Il tasso di disoccupazione giovanile in Italia resta il più alto dei Quindici paesi Ue.
Secondo i dati diffusi da Eurostat, l’uffico statistico dell’Ue, il nostro paese ha segnato a gennaio 2003 una percentuale del 27,7, in lievissimo aumento rispetto ai mesi precedenti (in ottobre 2002 era al 26,8), lontano dalla media Ue del 15,5%.
Alto, ma pur sempre inferiore a quello dell’Italia, anche il tasso della Spagna, in gennaio al 23%, o della Francia al 20,7%.
I dati diffusi da Eurostat evidenziano un tasso superiore di disoccupati tra le donne con età inferiore ai 25 anni che è risultato del 31,4% nel gennaio rispetto a quello degli uomini che si è fermato al 24,9%. Cifre molto lontane da quelle di altri paesi Ue, come l’Austria dove la disoccupazione di giovani donne è del 7,1% o di quella della Danimarca che si ferma al 5,8% (gennaio 2003).

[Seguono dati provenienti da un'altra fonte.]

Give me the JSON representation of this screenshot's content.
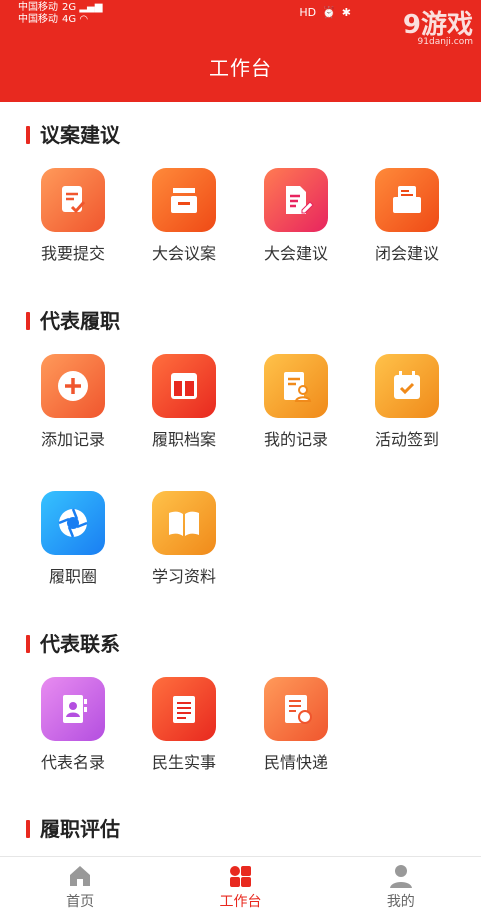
{
  "status_bar": {
    "carrier1": "中国移动",
    "carrier2": "中国移动",
    "net1": "2G",
    "net2": "4G"
  },
  "watermark": {
    "text": "9游戏",
    "url": "91danji.com"
  },
  "header": {
    "title": "工作台"
  },
  "sections": [
    {
      "title": "议案建议",
      "items": [
        {
          "label": "我要提交",
          "icon": "submit-doc-icon"
        },
        {
          "label": "大会议案",
          "icon": "inbox-icon"
        },
        {
          "label": "大会建议",
          "icon": "edit-doc-icon"
        },
        {
          "label": "闭会建议",
          "icon": "mail-card-icon"
        }
      ]
    },
    {
      "title": "代表履职",
      "items": [
        {
          "label": "添加记录",
          "icon": "plus-circle-icon"
        },
        {
          "label": "履职档案",
          "icon": "layout-icon"
        },
        {
          "label": "我的记录",
          "icon": "person-doc-icon"
        },
        {
          "label": "活动签到",
          "icon": "calendar-check-icon"
        },
        {
          "label": "履职圈",
          "icon": "aperture-icon"
        },
        {
          "label": "学习资料",
          "icon": "book-icon"
        }
      ]
    },
    {
      "title": "代表联系",
      "items": [
        {
          "label": "代表名录",
          "icon": "contacts-book-icon"
        },
        {
          "label": "民生实事",
          "icon": "list-doc-icon"
        },
        {
          "label": "民情快递",
          "icon": "notebook-min-icon"
        }
      ]
    },
    {
      "title": "履职评估"
    }
  ],
  "tabbar": [
    {
      "label": "首页",
      "icon": "home-icon"
    },
    {
      "label": "工作台",
      "icon": "grid-icon",
      "active": true
    },
    {
      "label": "我的",
      "icon": "user-icon"
    }
  ],
  "colors": {
    "primary": "#e8291f"
  }
}
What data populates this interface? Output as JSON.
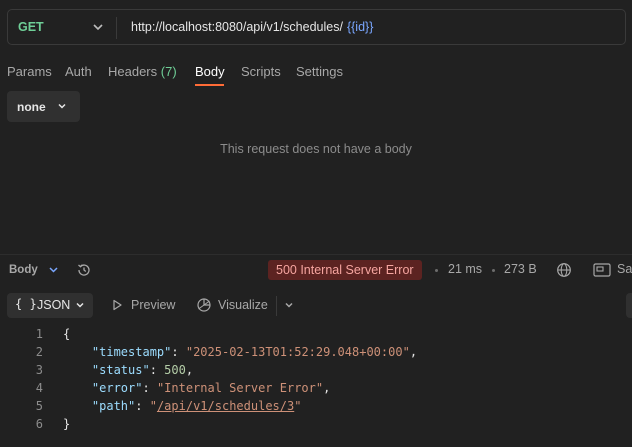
{
  "request": {
    "method": "GET",
    "url": "http://localhost:8080/api/v1/schedules/",
    "url_variable": "{{id}}"
  },
  "tabs": {
    "params": "Params",
    "auth": "Auth",
    "headers": "Headers",
    "headers_count": "(7)",
    "body": "Body",
    "scripts": "Scripts",
    "settings": "Settings"
  },
  "body_type": "none",
  "no_body_message": "This request does not have a body",
  "response": {
    "label": "Body",
    "status": "500 Internal Server Error",
    "time": "21 ms",
    "size": "273 B",
    "save_label": "Sa",
    "format": "JSON",
    "format_icon": "{ }",
    "preview": "Preview",
    "visualize": "Visualize",
    "line_numbers": [
      "1",
      "2",
      "3",
      "4",
      "5",
      "6"
    ],
    "code": {
      "open": "{",
      "close": "}",
      "timestamp_key": "\"timestamp\"",
      "timestamp_value": "\"2025-02-13T01:52:29.048+00:00\"",
      "status_key": "\"status\"",
      "status_value": "500",
      "error_key": "\"error\"",
      "error_value": "\"Internal Server Error\"",
      "path_key": "\"path\"",
      "path_quote": "\"",
      "path_value": "/api/v1/schedules/3"
    }
  },
  "icons": {
    "method_dropdown": "chevron-down-icon",
    "history": "history-icon",
    "globe": "globe-icon",
    "save": "save-response-icon",
    "preview": "play-icon",
    "visualize": "visualize-icon"
  },
  "colors": {
    "method_get": "#6fcf97",
    "active_tab_underline": "#ff6c37",
    "status_error_bg": "#5c2321",
    "status_error_text": "#f6a5a0",
    "url_variable": "#7aa7ff"
  }
}
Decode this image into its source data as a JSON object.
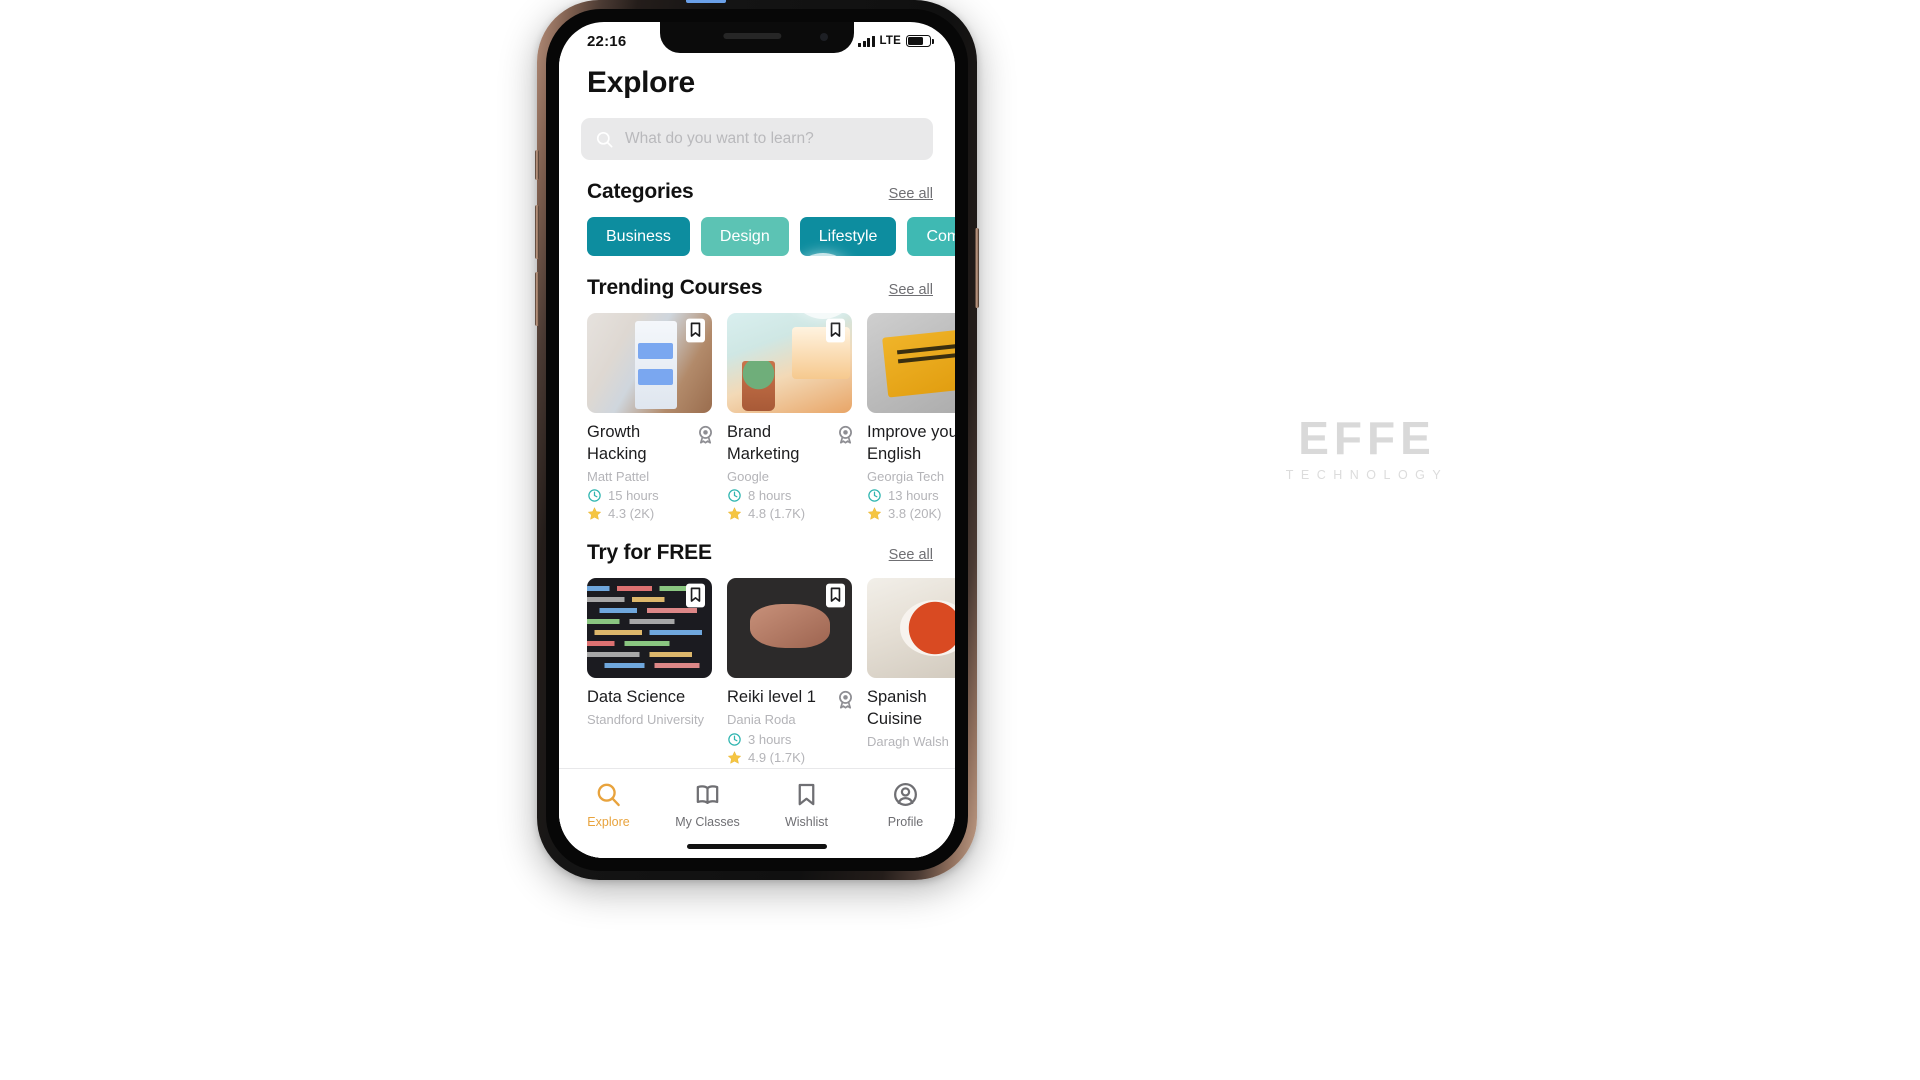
{
  "watermark": {
    "main": "EFFE",
    "sub": "TECHNOLOGY"
  },
  "status_bar": {
    "time": "22:16",
    "network": "LTE",
    "signal_icon": "signal-bars-icon",
    "battery_icon": "battery-icon",
    "battery_level": 72
  },
  "header": {
    "title": "Explore"
  },
  "search": {
    "placeholder": "What do you want to learn?",
    "value": "",
    "icon": "search-icon"
  },
  "categories": {
    "title": "Categories",
    "see_all": "See all",
    "chips": [
      {
        "label": "Business",
        "color": "#0d8d9f"
      },
      {
        "label": "Design",
        "color": "#5cc3b4"
      },
      {
        "label": "Lifestyle",
        "color": "#0d8d9f"
      },
      {
        "label": "Computer",
        "color": "#3fb9b3"
      }
    ]
  },
  "trending": {
    "title": "Trending Courses",
    "see_all": "See all",
    "courses": [
      {
        "title": "Growth Hacking",
        "author": "Matt Pattel",
        "duration": "15 hours",
        "rating": "4.3 (2K)",
        "art": "art-phone",
        "certified": true,
        "bookmark_icon": "bookmark-icon",
        "clock_icon": "clock-icon",
        "star_icon": "star-icon",
        "badge_icon": "certificate-badge-icon"
      },
      {
        "title": "Brand Marketing",
        "author": "Google",
        "duration": "8 hours",
        "rating": "4.8 (1.7K)",
        "art": "art-desk",
        "certified": true,
        "bookmark_icon": "bookmark-icon",
        "clock_icon": "clock-icon",
        "star_icon": "star-icon",
        "badge_icon": "certificate-badge-icon"
      },
      {
        "title": "Improve your English",
        "author": "Georgia Tech",
        "duration": "13 hours",
        "rating": "3.8 (20K)",
        "art": "art-book",
        "certified": true,
        "bookmark_icon": "bookmark-icon",
        "clock_icon": "clock-icon",
        "star_icon": "star-icon",
        "badge_icon": "certificate-badge-icon"
      }
    ]
  },
  "free": {
    "title": "Try for FREE",
    "see_all": "See all",
    "courses": [
      {
        "title": "Data Science",
        "author": "Standford University",
        "duration": "",
        "rating": "",
        "art": "art-code",
        "certified": false,
        "bookmark_icon": "bookmark-icon",
        "clock_icon": "clock-icon",
        "star_icon": "star-icon",
        "badge_icon": "certificate-badge-icon"
      },
      {
        "title": "Reiki level 1",
        "author": "Dania Roda",
        "duration": "3 hours",
        "rating": "4.9 (1.7K)",
        "art": "art-hands",
        "certified": true,
        "bookmark_icon": "bookmark-icon",
        "clock_icon": "clock-icon",
        "star_icon": "star-icon",
        "badge_icon": "certificate-badge-icon"
      },
      {
        "title": "Spanish Cuisine",
        "author": "Daragh Walsh",
        "duration": "",
        "rating": "",
        "art": "art-food",
        "certified": false,
        "bookmark_icon": "bookmark-icon",
        "clock_icon": "clock-icon",
        "star_icon": "star-icon",
        "badge_icon": "certificate-badge-icon"
      }
    ]
  },
  "tabbar": {
    "active": "Explore",
    "items": [
      {
        "label": "Explore",
        "icon": "search-icon",
        "active": true
      },
      {
        "label": "My Classes",
        "icon": "book-icon",
        "active": false
      },
      {
        "label": "Wishlist",
        "icon": "bookmark-icon",
        "active": false
      },
      {
        "label": "Profile",
        "icon": "person-icon",
        "active": false
      }
    ]
  },
  "colors": {
    "accent": "#e8a33d",
    "teal_dark": "#0d8d9f",
    "teal_light": "#5cc3b4",
    "muted_text": "#b4b4b8",
    "star": "#f5c542"
  }
}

Nel febbraio 2003, il tasso di disoccupazione dei giovani nella sola zona euro è stato pari al 16,8% con una forbice tra il 6,9 di Olanda e Austria e il 27,7 dell’Italia.
Complessivamente il tasso di disoccupazione nella zona euro è salito all’8,7% in febbario 2003, contro l’8,6 di gennaio, mentre nei Quindici resta stabile al 7,9. Per l’Italia, invece, il dato disponibile è relativo al mese di gennaio quando la disoccupazione è rimasta al 9%.

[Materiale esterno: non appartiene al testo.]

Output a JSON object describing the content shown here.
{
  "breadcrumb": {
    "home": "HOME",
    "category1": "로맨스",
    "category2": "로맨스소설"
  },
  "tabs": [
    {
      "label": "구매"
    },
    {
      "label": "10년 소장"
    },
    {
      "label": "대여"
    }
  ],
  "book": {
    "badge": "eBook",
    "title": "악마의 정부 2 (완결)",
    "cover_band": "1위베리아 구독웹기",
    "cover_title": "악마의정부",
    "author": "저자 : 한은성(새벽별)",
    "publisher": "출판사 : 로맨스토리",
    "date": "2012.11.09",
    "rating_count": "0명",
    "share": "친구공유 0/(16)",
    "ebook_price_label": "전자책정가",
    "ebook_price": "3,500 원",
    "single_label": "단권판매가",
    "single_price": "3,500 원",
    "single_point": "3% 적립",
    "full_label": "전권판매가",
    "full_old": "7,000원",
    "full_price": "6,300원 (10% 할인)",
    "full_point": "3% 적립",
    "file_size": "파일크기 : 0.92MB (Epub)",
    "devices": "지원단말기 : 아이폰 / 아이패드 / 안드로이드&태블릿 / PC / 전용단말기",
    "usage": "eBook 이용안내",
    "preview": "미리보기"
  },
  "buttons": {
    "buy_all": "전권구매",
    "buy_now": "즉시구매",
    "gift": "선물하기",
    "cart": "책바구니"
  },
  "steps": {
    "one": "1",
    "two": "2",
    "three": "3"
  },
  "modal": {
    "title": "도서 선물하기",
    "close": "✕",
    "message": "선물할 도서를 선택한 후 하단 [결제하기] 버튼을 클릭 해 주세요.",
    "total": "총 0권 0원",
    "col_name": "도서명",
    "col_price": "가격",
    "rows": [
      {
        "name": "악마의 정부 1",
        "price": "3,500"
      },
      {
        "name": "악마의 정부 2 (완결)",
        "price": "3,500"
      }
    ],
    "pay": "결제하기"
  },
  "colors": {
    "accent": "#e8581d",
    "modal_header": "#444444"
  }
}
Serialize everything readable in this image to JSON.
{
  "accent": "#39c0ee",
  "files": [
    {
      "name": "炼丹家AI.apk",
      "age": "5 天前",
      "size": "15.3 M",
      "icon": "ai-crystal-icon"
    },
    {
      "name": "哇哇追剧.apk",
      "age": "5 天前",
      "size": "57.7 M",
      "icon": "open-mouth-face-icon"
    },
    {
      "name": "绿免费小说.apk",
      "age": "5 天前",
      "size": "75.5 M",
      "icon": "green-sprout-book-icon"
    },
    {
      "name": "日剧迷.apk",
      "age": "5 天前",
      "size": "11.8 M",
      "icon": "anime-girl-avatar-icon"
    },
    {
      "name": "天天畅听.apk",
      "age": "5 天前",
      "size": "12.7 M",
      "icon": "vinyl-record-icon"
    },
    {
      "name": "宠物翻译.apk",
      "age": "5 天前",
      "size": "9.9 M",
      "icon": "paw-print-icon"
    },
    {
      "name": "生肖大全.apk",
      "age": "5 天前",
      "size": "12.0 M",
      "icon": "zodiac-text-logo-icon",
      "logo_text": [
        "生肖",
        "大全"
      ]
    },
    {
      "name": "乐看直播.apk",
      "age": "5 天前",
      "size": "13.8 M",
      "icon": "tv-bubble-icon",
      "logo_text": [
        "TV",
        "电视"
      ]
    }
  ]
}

Eurostat ha diffuso anche i dati relativi ai paesi di prossima adesione all’Ue (Cipro, Repubblica Ceca, Estonia, Ungheria, Lettonia, Lituania, Malta, Polonia, Slovacchia e Slovenia). In questo caso i dati di febbraio 2003 indicano una forbice che va dal 20,2% della Polonia al 3,9 di Cipro e al 5,8 della Slovenia.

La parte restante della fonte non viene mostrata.